Taking care of your dentures is vital to your overall oral health. Keep them in good condition by:
- Cleaning dentures over a water-filled sink to prevent damage if they are dropped
- Placing a small amount of liquid hand soap on the denture brush and brushing all surfaces, including the clasps on a partial denture
- Storing them in clear water in a denture cup
- Wetting dentures with water when inserting to prevent discomfort
It is important to visit your dentist regularly, even if you no longer have your natural teeth. Your dentist will examine your mouth to screen for disease and check for any difficulties, including problems with the tongue and the joints of the jaws.
While the need for dental care is important for everyone, seniors in particular may neglect their dental health. Poor dental health can affect a senior’s ability to eat and maintain proper nutrition, and can impact their overall health.
Many health conditions that affect seniors can stem from poor dental health. Tooth decay and gum disease have been linked to serious conditions, such as diabetes, aspiration pneumonia, and heart disease. Bacteria from the mouth can enter the blood stream when tooth decay and gum disease are present, resulting in weakened immune systems and more health problems.
Many older adults grew up without fluoride in their drinking water, which means they are more likely to have decay. Decay of the tooth root is also common in older adults because the gums recede, exposing the root surface, which decays easier than harder tooth enamel.
Preventative maintenance includes:
- Brushing and flossing teeth twice daily
- Using toothpaste containing fluoride
- Eating a healthy diet and limiting sweets
- Avoiding risk factors like alcohol and tobacco
- Visiting a dentist at least every six months
By incorporating these dental health practices into your daily routine you can help protect teeth and gums from dental disease.
Hormonal fluctuations throughout life can affect many tissues, including gum tissue. Here’s what women may experience during various stages:
- Puberty and menstruation: The increase in estrogen can increase blood flow to the gums and may cause gum sensitivity, leading to a greater reaction to any irritation, including food particles and plaque. During this time, the gums may become swollen, turn red, and feel tender.
- Pregnancy: Hormone levels change considerably during pregnancy. Gingival inflammation during pregnancy affects 60-75% of pregnant women, even if they practice good dental care. Pregnancy changes the tissues in all areas of the body, including the mouth, and breaks down the natural barriers that prevent infection. Hormonal and vascular changes exaggerate the inflammation — sometimes it becomes localized and presents as a sore known as a pregnancy tumour. If the sore is very large, it must be removed. More frequent professional cleanings during the second or early third trimester help prevent gingivitis.

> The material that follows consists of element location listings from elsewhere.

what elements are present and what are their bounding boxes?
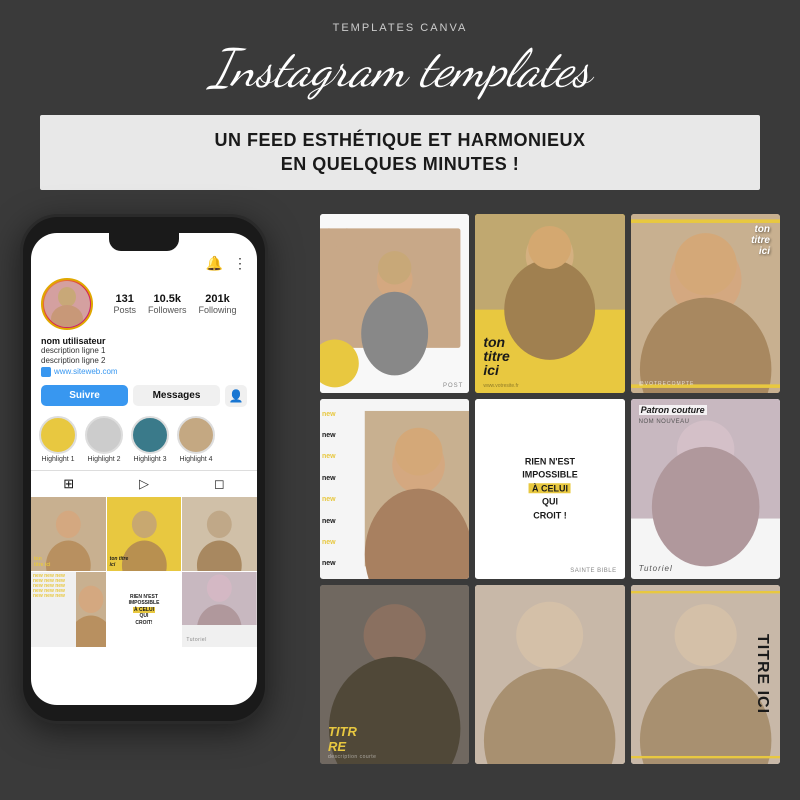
- highlight-label-3: Highlight 3: [133, 456, 166, 463]
- phone-screen: 🔔 ⋮ 131: [31, 233, 257, 705]
- ig-nav: ⊞ ▷ ◻: [31, 470, 257, 497]
- highlight-label-1: Highlight 1: [41, 456, 74, 463]
- phone-notch: [109, 233, 179, 251]
- follow-button[interactable]: Suivre: [41, 385, 128, 406]
- highlight-circle-1[interactable]: [39, 416, 77, 454]
- grid-cell-5[interactable]: RIEN N'ESTIMPOSSIBLEÀ CELUIQUICROIT!: [107, 572, 182, 647]
- highlight-item-4: Highlight 4: [177, 416, 215, 463]
- grid-cell-6[interactable]: Tutoriel: [182, 572, 257, 647]
- template-card-8[interactable]: story: [475, 585, 624, 764]
- main-title: Instagram templates: [0, 40, 800, 97]
- phone-mockup: 🔔 ⋮ 131: [20, 204, 300, 764]
- highlight-item-3: Highlight 3: [131, 416, 169, 463]
- template-card-5[interactable]: RIEN N'ESTIMPOSSIBLEÀ CELUIQUICROIT ! SA…: [475, 399, 624, 578]
- banner-text: UN FEED ESTHÉTIQUE ET HARMONIEUX EN QUEL…: [60, 129, 740, 176]
- content-area: 🔔 ⋮ 131: [0, 204, 800, 764]
- ig-action-buttons: Suivre Messages 👤: [31, 381, 257, 411]
- website-icon: [41, 367, 51, 377]
- posts-stat: 131 Posts: [113, 293, 136, 315]
- ig-highlights: Highlight 1 Highlight 2 Highlight 3 High…: [31, 411, 257, 468]
- promo-banner: UN FEED ESTHÉTIQUE ET HARMONIEUX EN QUEL…: [40, 115, 760, 190]
- grid-cell-2[interactable]: ton titreici: [107, 497, 182, 572]
- header: TEMPLATES CANVA Instagram templates: [0, 0, 800, 97]
- ig-header: 🔔 ⋮: [31, 251, 257, 274]
- grid-icon: ⊞: [63, 476, 74, 492]
- ig-website: www.siteweb.com: [41, 367, 247, 377]
- template-card-1[interactable]: POST: [320, 214, 469, 393]
- ig-posts-grid: tontitre ici ton titreici: [31, 497, 257, 647]
- highlight-item-1: Highlight 1: [39, 416, 77, 463]
- template-card-9[interactable]: TITRE ICI: [631, 585, 780, 764]
- ig-stats: 131 Posts 10.5k Followers 201k Following: [103, 293, 247, 315]
- play-icon: ▷: [139, 476, 149, 492]
- avatar-image: [44, 281, 90, 327]
- grid-cell-4[interactable]: new new newnew new newnew new newnew new…: [31, 572, 106, 647]
- ig-avatar: [41, 278, 93, 330]
- grid-cell-1[interactable]: tontitre ici: [31, 497, 106, 572]
- templates-grid: POST tontitreici www.votresite.fr: [320, 204, 780, 764]
- highlight-label-4: Highlight 4: [179, 456, 212, 463]
- highlight-circle-2[interactable]: [85, 416, 123, 454]
- menu-icon: ⋮: [233, 255, 247, 272]
- highlight-circle-3[interactable]: [131, 416, 169, 454]
- templates-canva-label: TEMPLATES CANVA: [0, 22, 800, 34]
- phone-outer: 🔔 ⋮ 131: [20, 214, 268, 724]
- followers-stat: 10.5k Followers: [148, 293, 187, 315]
- messages-button[interactable]: Messages: [133, 385, 220, 406]
- nav-reels[interactable]: ▷: [106, 471, 181, 497]
- template-card-3[interactable]: tontitreici @VOTRECOMPTE: [631, 214, 780, 393]
- template-card-2[interactable]: tontitreici www.votresite.fr: [475, 214, 624, 393]
- nav-tagged[interactable]: ◻: [182, 471, 257, 497]
- template-card-7[interactable]: TITRRE description courte: [320, 585, 469, 764]
- highlight-label-2: Highlight 2: [87, 456, 120, 463]
- bell-icon: 🔔: [206, 255, 223, 272]
- highlight-item-2: Highlight 2: [85, 416, 123, 463]
- nav-grid[interactable]: ⊞: [31, 471, 106, 497]
- ig-profile-row: 131 Posts 10.5k Followers 201k Following: [31, 274, 257, 334]
- template-card-6[interactable]: Patron couture NOM NOUVEAU Tutoriel: [631, 399, 780, 578]
- template-card-4[interactable]: new new new new new new new new: [320, 399, 469, 578]
- ig-bio: nom utilisateur description ligne 1 desc…: [31, 334, 257, 381]
- highlight-circle-4[interactable]: [177, 416, 215, 454]
- add-user-button[interactable]: 👤: [225, 385, 247, 407]
- grid-cell-3[interactable]: [182, 497, 257, 572]
- following-stat: 201k Following: [199, 293, 237, 315]
- tag-icon: ◻: [214, 476, 225, 492]
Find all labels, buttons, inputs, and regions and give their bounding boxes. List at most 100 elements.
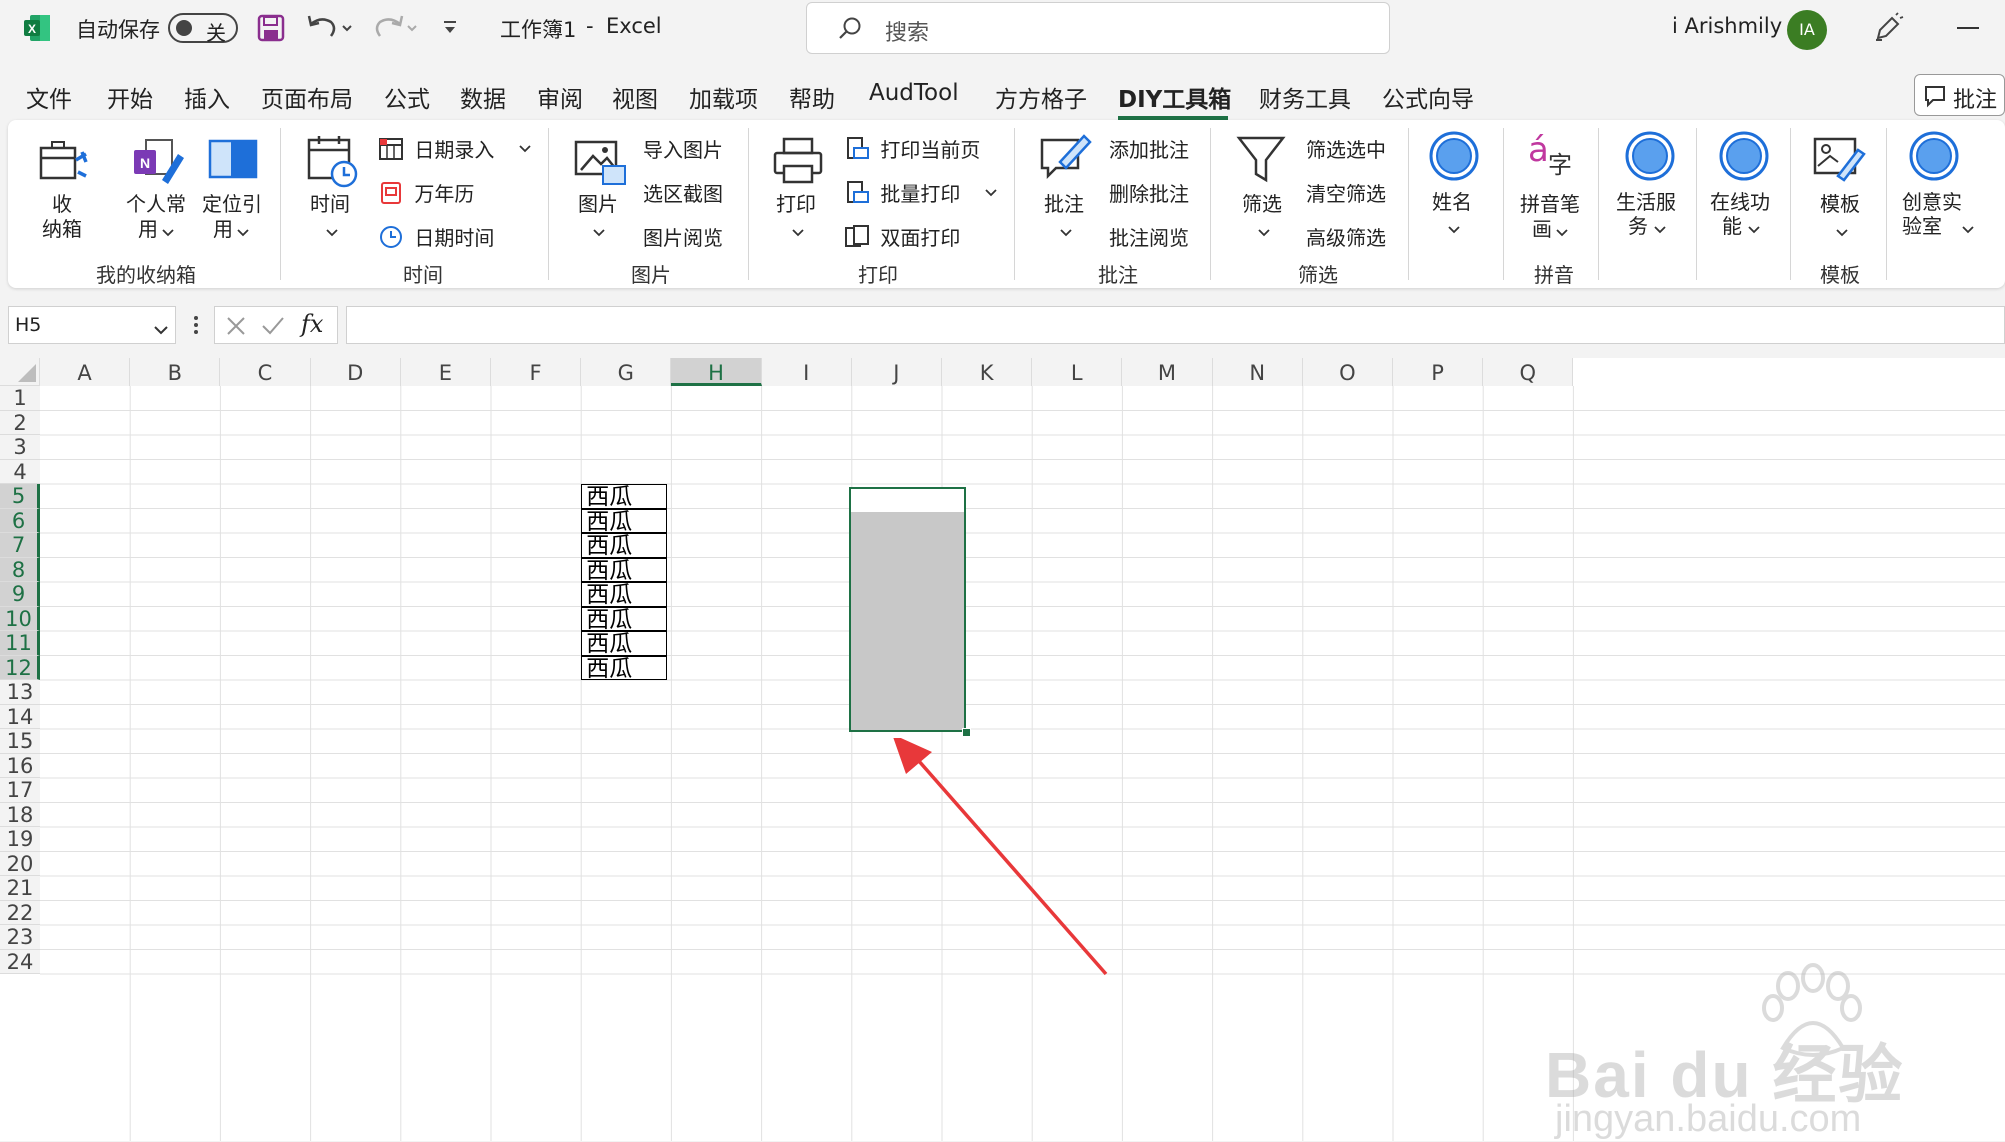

- Menopause and post-menopause: A woman who is menopausal or post-menopausal may notice discomfort in the mouth, including dry mouth, pain and burning sensations in the gum tissue, altered taste, and greater sensitivity to hot and cold foods and beverages.
- Fertility: Since oral contraceptives contain estrogen and progesterone, they imitate pregnancy. Because the body believes it is pregnant, women taking birth control pills may experience gingivitis.